Fearing a global deal will lead to more regulation, pushback is likely from industry as well as from major high seas fishing nations such as China, Japan, South Korea and Spain. But 90 percent of the world’s fish stocks are fully or over-exploited, and several independent studies have shown closing the high seas to fishing would not hurt either global catches or profits. “We’ve done a very good job of managing resources to the brink,” says Liz Karan, a high seas expert with The Pew Charitable Trusts who is attending the meeting. “Now we’re finally waking up to the fact that we can’t just rely on the oceans to be resilient.”
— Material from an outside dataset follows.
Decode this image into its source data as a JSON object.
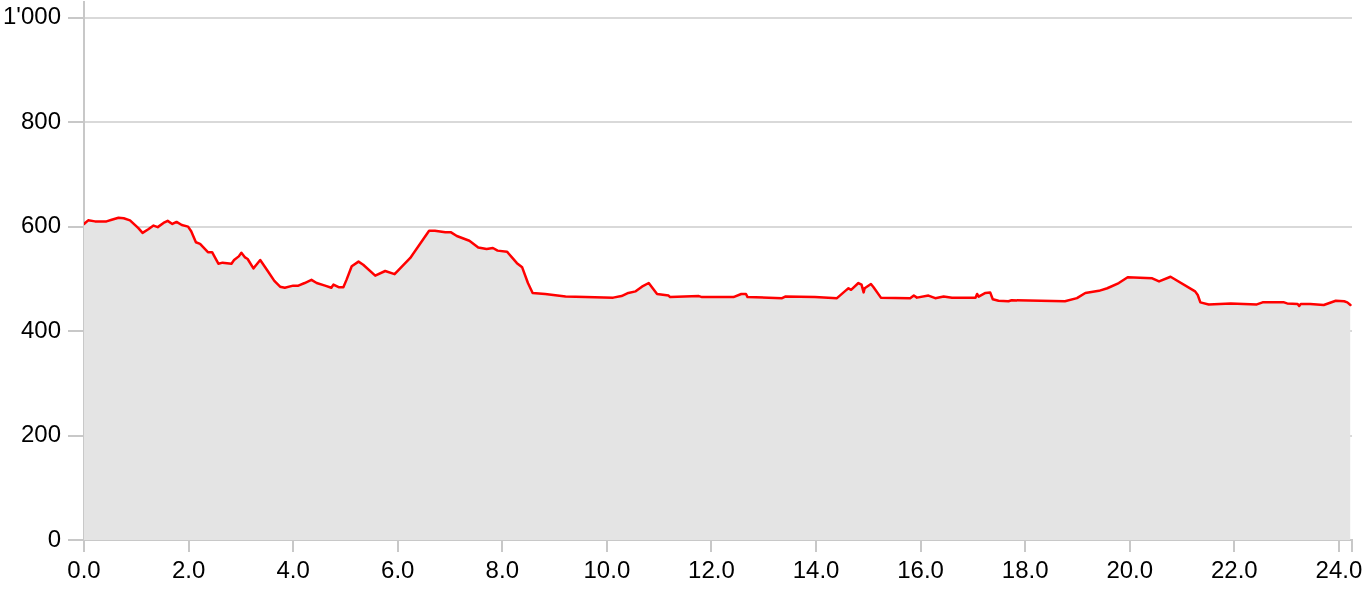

The impetus for high seas protection is timely. Scientists have warned that the world should place at least 30 percent of global ocean space within marine protected areas by 2030 if it wants to avoid a mass extinction of marine life. Only around 2 percent of the oceans are within marine protected areas, and the U.N. has set a target of 10 percent by 2020. Over the past 20 years scientists have identified numerous places teeming with life such as the White Shark Café, an area between Baja California and Hawaii where hundreds of great whites congregate each year, and the Sargasso Sea, a massive gyre in the North Atlantic that entrains nutritious seaweed, which feeds a huge diversity of marine life, from eels to turtles to seabirds. “This is an opportunity to try to preserve ocean resources for all of us before it’s too late,” Karan says.